Comme le site refusait de transférer mon fichier, j'ai recopié mon texte dans un ancien document. (merci à Twifanes, j'ai "piqué" son idée en lisant sa fic) :)))

Forever Bound

Chapitre dix-neuf.

Bonsoir tout le monde!

Merci à toutes pour toutes ces reviews, alertes.... Toujours bien occupée, je n'ai pas toujours le temps de répondre, mais je vous lis avec plaisir, et je vais voir vos profils quand c'est possible.

Voici la traduction d'un nouveau chapitre dont ni les personnages, ni l'histoire ne m'appartiennent.

Aujourd'hui, c'est Emmett qui raconte. Il s'agira de colère, de souvenirs, d'amour, de déclarations, de baisers... et d'araignées!!

Enjoy!

*****

Emmett fulminait tout en faisant les cent pas dans sa chambre.

Pourquoi diable Carlisle et Edward l'avaient-ils empêché de s'approcher de James? De le battre jusqu'à ce qu'il n'en relève plus?

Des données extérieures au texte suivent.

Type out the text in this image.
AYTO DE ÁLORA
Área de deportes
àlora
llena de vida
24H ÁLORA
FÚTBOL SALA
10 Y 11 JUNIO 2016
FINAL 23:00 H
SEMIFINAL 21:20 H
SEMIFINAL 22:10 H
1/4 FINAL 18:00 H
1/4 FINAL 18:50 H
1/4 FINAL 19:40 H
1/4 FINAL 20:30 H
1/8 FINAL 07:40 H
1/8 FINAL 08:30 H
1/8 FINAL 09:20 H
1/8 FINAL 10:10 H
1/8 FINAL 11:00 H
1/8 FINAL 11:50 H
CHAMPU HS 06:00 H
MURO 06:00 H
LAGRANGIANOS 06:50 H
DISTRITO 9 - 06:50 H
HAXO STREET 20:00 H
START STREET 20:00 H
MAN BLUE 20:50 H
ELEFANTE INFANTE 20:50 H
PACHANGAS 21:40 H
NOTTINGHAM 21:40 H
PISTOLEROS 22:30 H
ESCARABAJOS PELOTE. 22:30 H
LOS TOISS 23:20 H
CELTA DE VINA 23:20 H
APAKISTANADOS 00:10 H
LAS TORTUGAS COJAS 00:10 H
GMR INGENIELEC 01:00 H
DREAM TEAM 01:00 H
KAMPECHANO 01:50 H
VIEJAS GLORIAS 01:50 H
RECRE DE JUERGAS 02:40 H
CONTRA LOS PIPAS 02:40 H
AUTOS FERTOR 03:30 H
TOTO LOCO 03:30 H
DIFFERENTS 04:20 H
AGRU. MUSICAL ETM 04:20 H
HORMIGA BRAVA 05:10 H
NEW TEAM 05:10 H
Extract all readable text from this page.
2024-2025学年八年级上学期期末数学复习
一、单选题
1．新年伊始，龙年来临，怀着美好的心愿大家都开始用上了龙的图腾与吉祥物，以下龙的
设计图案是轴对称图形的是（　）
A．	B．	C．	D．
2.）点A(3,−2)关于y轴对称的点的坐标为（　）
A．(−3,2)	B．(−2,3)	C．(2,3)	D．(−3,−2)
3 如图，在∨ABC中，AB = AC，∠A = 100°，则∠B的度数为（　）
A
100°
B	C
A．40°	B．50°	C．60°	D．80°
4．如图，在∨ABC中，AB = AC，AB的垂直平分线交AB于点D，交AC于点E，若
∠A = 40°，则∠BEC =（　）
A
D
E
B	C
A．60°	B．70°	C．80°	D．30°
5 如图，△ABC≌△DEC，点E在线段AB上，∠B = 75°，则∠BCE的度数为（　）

Emmett n'avait plus qu'une idée en tête: le massacrer. Peu lui importait que la police fût là; que la pièce fût pleine de monde, ou qu'éventuellement il perdît la vie. Il voulait tuer ce bâtard. Il voulait lui faire mal, lui briser les os un par un, lui faire endurer autant de peine que lui-même en avait éprouvé au cours des dernières vingt-quatre heures.

Lorsqu'il avait appris ce qu'il avait voulu faire à sa petite soeur, il en avait été malade. Elle n' avait que seize ans. Elle était prisonnière d'un mariage sans amour, elle était enceinte et avait été victime d'une tentative de viol! Il aurait voulu le traquer et le battre jusqu'à ce qu'il n'en restât plus que de la bouillie. Pourtant, lorsqu'il avait entendu Rose raconter ce qui lui était arrivé, il avait trouvé que cela n'était pas suffisant. Et tandis qu'il réconfortait Rose, il avait planifié tout ce qu'il lui ferait subir.

Premièrement, il allait se rendre chez les Denali pour le kidnapper.

Deuxièmement, il l'emporterait quelque part où personne ne les trouverait.

Troisièmement, il allait lui arracher un à un tous les ongles des pieds, puis des mains, afin qu'il souffre autant qu'il avait souffert en entendant toutes ces révélations. Il le ferait hurler et supplier. Implorer sa pitié avant que, peut-être, bien plus tard, il lui accorde une dernière grâce: mourir.

Mais tout cela, c'était avant que la vérité sur le meurtre de son père le heurte de plein fouet.

Charles avait été un modèle pour lui, depuis le jour où il avait su marcher à quatre pattes. Son père était un homme exceptionnel. Incorruptible, il faisait du bien autour de lui, et n'agissait que s'il pensait que c'était juste. Il avait un jour confié à Emmett qu'il voulait rendre le monde meilleur, et s'assurer que tous ceux qu'il aimait étaient heureux. Il n'avait jamais oublié les paroles de son père, et il les gardait au fond de son coeur, où qu'il aille et quoi qu'il fasse.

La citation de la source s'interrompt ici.